As ironic and light-fingered as Les Femmes was for much of the way, Sharp and an ensemble of four (flute, violin, viola de gamba, and harpsichord) found some richly shadowed terrain along the way. An ode to sleep (“Son of the night and of silence/Father of the sweetest peace”) took on a meditative cast. Sharp’s jaunty phrasing in a final recitative brought out the bright affirming rhymes of Pierre-Charles Roy’s French text.
Bass baritone Max van Egmond took over in van Blankenburg’s attempt at a counterpunch. He delivered, at best, a glancing blow in this thin and largely tepid L’Apologie. The singer won a few laughs for his exaggerated defense of the many female variants – far more than Campra and Roy spelled out in the original. But his performance was largely mechanical and perfunctory, in a one-joke musical pony that never got far out of the gate.
Like this direct face-off, the evening as a whole had its decided winners and also-rans.
The opening Prélude of the Marais Suite, a Baroque marvel of elegant long lines and elastic dotted rhythms, showcased the gorgeous collusion of viola de gamba players Steven Lehning, William Skeen, and Kenneth Slowik, with the expert and hard-working Corey Jamason on harpsichord. As the piece unfurled, a soft and pliant Sarabande was especially lovely, with a pert Gavotte to finish off the piece.

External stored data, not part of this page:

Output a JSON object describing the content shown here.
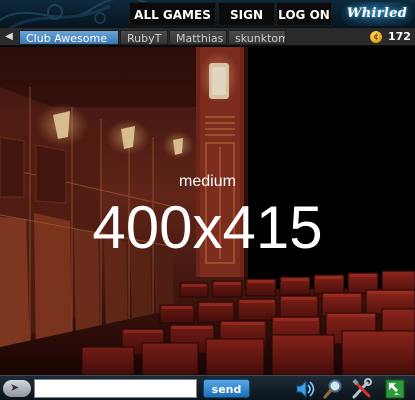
{
  "header": {
    "nav": {
      "all_games": "ALL GAMES",
      "sign_up": "SIGN UP",
      "log_on": "LOG ON"
    },
    "logo_text": "Whirled"
  },
  "tabs": [
    {
      "label": "Club Awesome",
      "active": true
    },
    {
      "label": "RubyT",
      "active": false
    },
    {
      "label": "Matthias",
      "active": false
    },
    {
      "label": "skunktom",
      "active": false
    }
  ],
  "coins": {
    "count": "172",
    "icon": "coin-icon"
  },
  "scene": {
    "quality": "medium",
    "dimensions": "400x415"
  },
  "chat": {
    "input_value": "",
    "send_label": "send"
  },
  "toolbar_icons": [
    "volume-icon",
    "zoom-icon",
    "build-tools-icon",
    "fullscreen-icon"
  ],
  "colors": {
    "accent_tab": "#4f8fc8",
    "header_bg": "#0d2a3d",
    "send_button": "#2e86cf",
    "wall": "#6b2418",
    "seat": "#8a1f18"
  }
}
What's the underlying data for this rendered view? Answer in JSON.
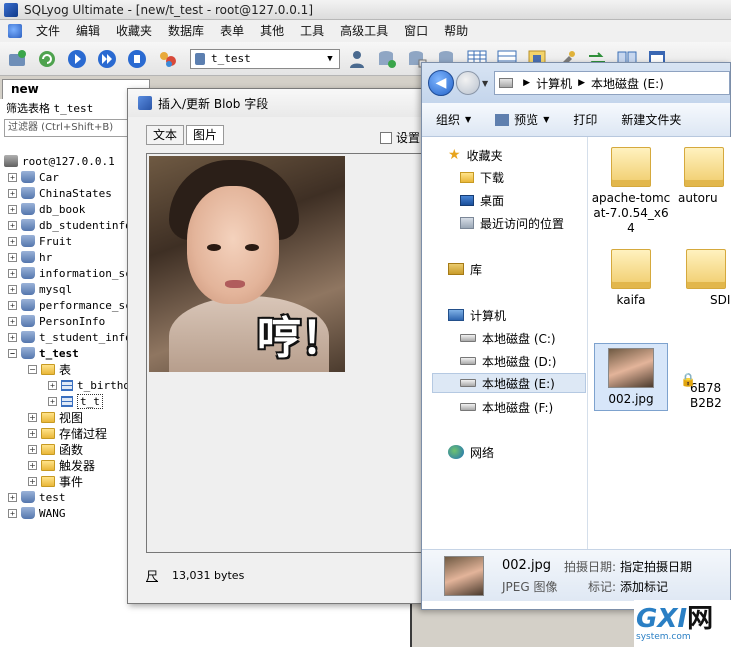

The diaphanous textures of the Marais made for a good and instructive start, despite a few intonation problems. It put the audience on notice that careful listening would be rewarded in a large space that isn’t ideal for the intimacies of period-instrument Baroque chamber music.
In the only selections for female vocalist, alto Judith Malafronte made a faint impression in three songs by Sébastien le Camus. She reserved her best for last, a flowing patter song by Nicolas de la Grotte enlivened by the singer’s amusing, nasal tone.
A Sinfonia by François-André Danican Philidor came off as spry and mischievous table-setter for Campra’s Les Femmes. Violinists Elizabeth Blumenstock and Robert Mealy, oboist Debra Nagy, and bassoonist Dominic Teresi looked and sounded alert to every nuance, leaning in and back as they performed on their feet. Blumenstock and flutist Sandra Miller were similarly attuned in a thin but sunny duo sonata in A Major by Joseph Bodin de Boismortier.
If any women had been offended by all the lines about them flung back and forth earlier on, surely all was forgiven when all eight instrumentalists joined forces in the Couperin. Structured like the other sections of the ravishing Les Nations, L’Impériale opens with a dramatically elegant sonata, followed by a suite of dances. It all unfolded like a series of tapestries, one glowingly woven panel after another. While the whole might have lacked a certain measure of high-contrast drama, the blending of choice instrumental colors and the seamless coordination made for a gratifying close to this two-night stand of the French Baroque.